In my last post I had the presumption to lecture my readership on what “green” and “gold” access mean. Hubris strikes – I got it wrong. I comment on the comments and then continue with why I think “green” is not enough:
PMR: I agree with this and will use it in the future
PMR: Also agreed. In many cases OA journals have no explicit permissions at all. In these cases and where I have athe time I engage with the editors to help them clarify the position. Sometimes they realise that they do actually wish to announce permissionFree re-use.
PMR But they will not know whether they are allowed to mine the data. OAI does not mean Open Access. It means Open Archives Initiative and the Open says nothing about permissions. It is extremely rare (in my experience) that material in OAI repositories carries an explicit statement about re-use. It’s possible to extract Green material from an OAI repository, re-use it, and be sued by a publisher.

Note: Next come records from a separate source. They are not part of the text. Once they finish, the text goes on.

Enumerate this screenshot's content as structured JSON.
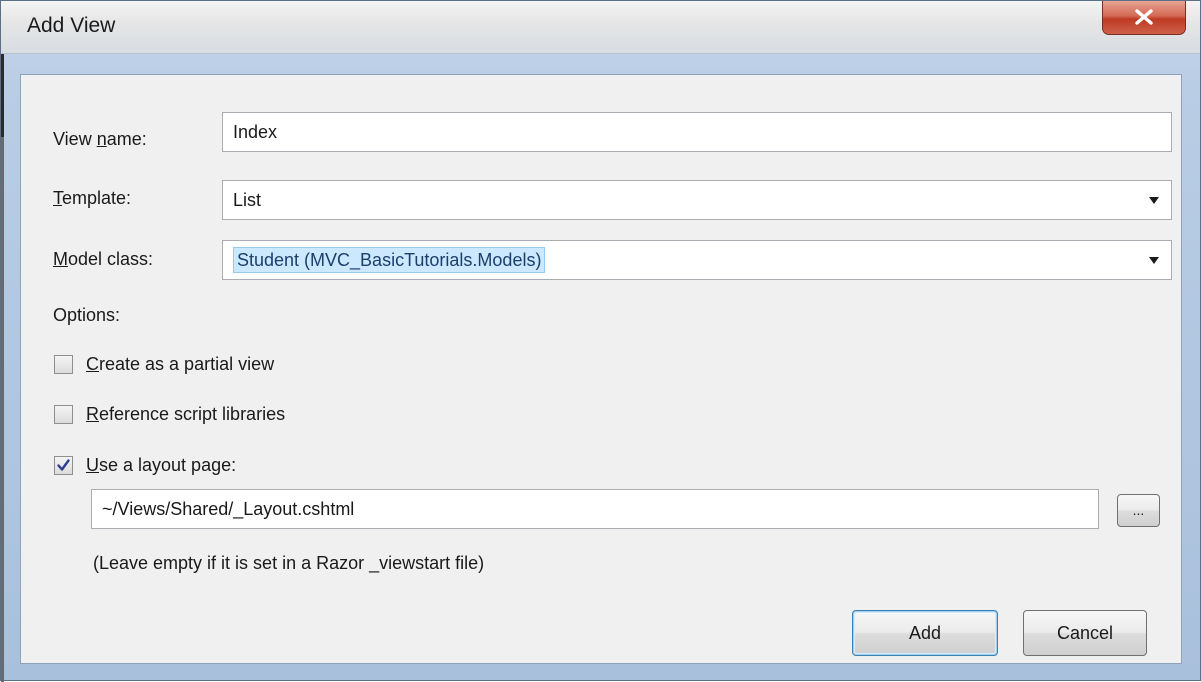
{
  "dialog": {
    "title": "Add View",
    "view_name": {
      "label_pre": "View ",
      "label_key": "n",
      "label_post": "ame:",
      "value": "Index"
    },
    "template": {
      "label_pre": "",
      "label_key": "T",
      "label_post": "emplate:",
      "value": "List"
    },
    "model_class": {
      "label_pre": "",
      "label_key": "M",
      "label_post": "odel class:",
      "value": "Student (MVC_BasicTutorials.Models)"
    },
    "options_label": "Options:",
    "options": [
      {
        "key": "C",
        "rest": "reate as a partial view",
        "checked": false
      },
      {
        "key": "R",
        "rest": "eference script libraries",
        "checked": false
      },
      {
        "key": "U",
        "rest": "se a layout page:",
        "checked": true
      }
    ],
    "layout_path": "~/Views/Shared/_Layout.cshtml",
    "browse_label": "...",
    "hint": "(Leave empty if it is set in a Razor _viewstart file)",
    "add_label": "Add",
    "cancel_label": "Cancel"
  },
  "colors": {
    "selection": "#cce8ff",
    "close_button": "#c94a33",
    "default_button_border": "#3c7fb1"
  }
}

PMR: I agree with this sentiment but in practice it is unlikely that there will be universal machine-readable licences in OAI repositories any time soon. So in practice roaming the OAI repositories is no use if I wish to re-use and redistribute the material.
PMR: Klaus seems to use the terms Green OA and Gold OA in the way I did and also seems to differentiate between Colour-road (how something got there) from Colour-OA (what you can do with it). This seems to conflict with ChrisR and PeterS.

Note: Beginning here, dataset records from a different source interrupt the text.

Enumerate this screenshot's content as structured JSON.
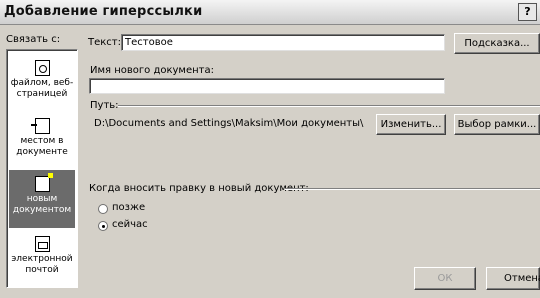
{
  "window": {
    "title": "Добавление гиперссылки",
    "help_label": "?"
  },
  "link_to": {
    "label": "Связать с:",
    "items": [
      {
        "label": "файлом, веб-страницей",
        "icon": "web-page-icon",
        "active": false
      },
      {
        "label": "местом в документе",
        "icon": "document-place-icon",
        "active": false
      },
      {
        "label": "новым документом",
        "icon": "new-document-icon",
        "active": true
      },
      {
        "label": "электронной почтой",
        "icon": "email-icon",
        "active": false
      }
    ]
  },
  "text_field": {
    "label": "Текст:",
    "value": "Тестовое"
  },
  "tooltip_button": {
    "label": "Подсказка..."
  },
  "new_doc_name": {
    "label": "Имя нового документа:",
    "value": ""
  },
  "path": {
    "label": "Путь:",
    "value": "D:\\Documents and Settings\\Maksim\\Мои документы\\"
  },
  "change_button": {
    "label": "Изменить..."
  },
  "frame_button": {
    "label": "Выбор рамки..."
  },
  "edit_when": {
    "label": "Когда вносить правку в новый документ:",
    "options": [
      {
        "label": "позже",
        "selected": false
      },
      {
        "label": "сейчас",
        "selected": true
      }
    ]
  },
  "ok_button": {
    "label": "ОК"
  },
  "cancel_button": {
    "label": "Отмена"
  }
}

PMR: I accept this definition as coming from the fountain of Open truth. Now for the implications (and see If I have learnt OA-101):
- “some green OA removes both price and permission barriers”. This means that authors publish in a subscription journal (i.e. you can only read it if you pay) BUT allows an author to self archive the article and release it under a license where anyone can read it for free and anyone can redistribute it without permission. I think it happens when authors shout loud enough or for special issues and it also happens in disciplines like computer science where everyone republishes their articles with or without permission. But in general it isn’t common and it is of very little practical use (if only because of the difficulty of discovery). It’s of no use for data-mining unless (highly unlikely) the author actually attaches CC-BY or similar.

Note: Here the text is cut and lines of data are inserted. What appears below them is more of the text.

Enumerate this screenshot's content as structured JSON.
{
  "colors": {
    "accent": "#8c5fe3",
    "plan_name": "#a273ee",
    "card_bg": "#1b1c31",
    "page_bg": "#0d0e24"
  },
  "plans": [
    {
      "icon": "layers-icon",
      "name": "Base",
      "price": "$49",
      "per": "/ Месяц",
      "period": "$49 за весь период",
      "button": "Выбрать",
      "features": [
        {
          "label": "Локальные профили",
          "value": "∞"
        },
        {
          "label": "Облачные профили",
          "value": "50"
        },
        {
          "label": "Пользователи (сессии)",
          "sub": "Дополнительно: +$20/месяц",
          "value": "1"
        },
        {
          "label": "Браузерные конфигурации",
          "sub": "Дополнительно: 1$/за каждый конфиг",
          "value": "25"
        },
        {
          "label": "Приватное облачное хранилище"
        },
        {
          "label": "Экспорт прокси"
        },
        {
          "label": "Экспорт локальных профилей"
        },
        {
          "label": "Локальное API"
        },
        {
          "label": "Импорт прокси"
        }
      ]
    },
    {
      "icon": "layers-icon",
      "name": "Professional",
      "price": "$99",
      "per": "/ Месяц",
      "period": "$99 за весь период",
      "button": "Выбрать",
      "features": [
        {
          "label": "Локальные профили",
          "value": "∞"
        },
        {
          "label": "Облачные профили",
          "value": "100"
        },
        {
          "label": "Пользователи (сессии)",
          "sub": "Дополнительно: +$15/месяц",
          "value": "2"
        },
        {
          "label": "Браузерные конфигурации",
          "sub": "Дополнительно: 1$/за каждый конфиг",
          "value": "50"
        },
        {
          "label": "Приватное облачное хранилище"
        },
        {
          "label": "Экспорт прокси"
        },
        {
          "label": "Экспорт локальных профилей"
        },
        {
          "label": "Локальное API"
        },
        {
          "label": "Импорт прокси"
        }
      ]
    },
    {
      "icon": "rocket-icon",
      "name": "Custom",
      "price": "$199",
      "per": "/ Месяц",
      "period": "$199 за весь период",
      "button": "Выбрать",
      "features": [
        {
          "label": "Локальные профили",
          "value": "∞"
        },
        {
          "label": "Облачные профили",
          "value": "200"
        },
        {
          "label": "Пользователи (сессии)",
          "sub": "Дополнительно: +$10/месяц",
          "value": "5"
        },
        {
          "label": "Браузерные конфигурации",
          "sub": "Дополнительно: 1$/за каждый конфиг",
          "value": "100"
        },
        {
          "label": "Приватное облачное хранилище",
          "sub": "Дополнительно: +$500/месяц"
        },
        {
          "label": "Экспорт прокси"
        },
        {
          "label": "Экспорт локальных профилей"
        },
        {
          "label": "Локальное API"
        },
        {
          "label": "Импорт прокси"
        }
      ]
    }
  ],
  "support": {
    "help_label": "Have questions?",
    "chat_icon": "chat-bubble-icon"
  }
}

- “some gold OA does as well”. In my experience – which is limited as I am a chemist and there are essentially no examples – all major Gold OA removes permission barriers. I’m thinking of BMC and PLoS and OUP. They all have CC-BY. There are some journals who have CC-NC and I have argued the case with some but in general this is a minor concern. So which major Gold OA journals forbid re-use? (We should exclude the awful hybrid journals which take money off authors for less than permissionFree). If an author has paid money for OA, which journals forbid their readers to re-use the article?
- “…perhaps most) green OA doesn’t remove permission barriers”. I agree with this.
- “…most) gold OA doesn’t either”. I’m disappointed if this is the case.
My conclusion is that the terms Green and Gold seem to me to be highly confusing and operationally almost useless for a reader. The reader doesn’t care how the material got there – they need to know what they can do with it. For that there has to be a simple set of labels and CC-* provides that.
Finally a word about why it is essential that the NIH continues to mandate deposition in PubmedCentral. (Stevan Harnad has argued that it would be better for authors to self-archive in their institutional repositories). Note that many authors – e.g. from industry – don’t have IRs anyway. But the main point is that it is completely impossible to discover and systematically mine this information. Let’s assume there are ca 60,000 articles deposited in PMC this year, and that there are ca. 10,000 institutions involved. (Evne if it’s only 1000 my argument holds). If I want these I have to set my own list of 10,000 repositories and trawl the lot – every day – for new content. (And I want it daily). And every other text-miner has to do the same. How do I know when a new institution publishes? I have to go to Pubmed anyway, so I might as well read the material there. And the compliance will be awful. The NIH cannot check 10,000 sites on a regular basis. In contrast if the stuff in in PMC (or UKPMC) then I can get a single RSS feed daily which will alert me to the material that comes in. The robots have no trouble trawling this. PMC will presumably alert me to what is minable and what – thanks to the publishers – is not. So I am afraid that self-archiving is a complete non-starter.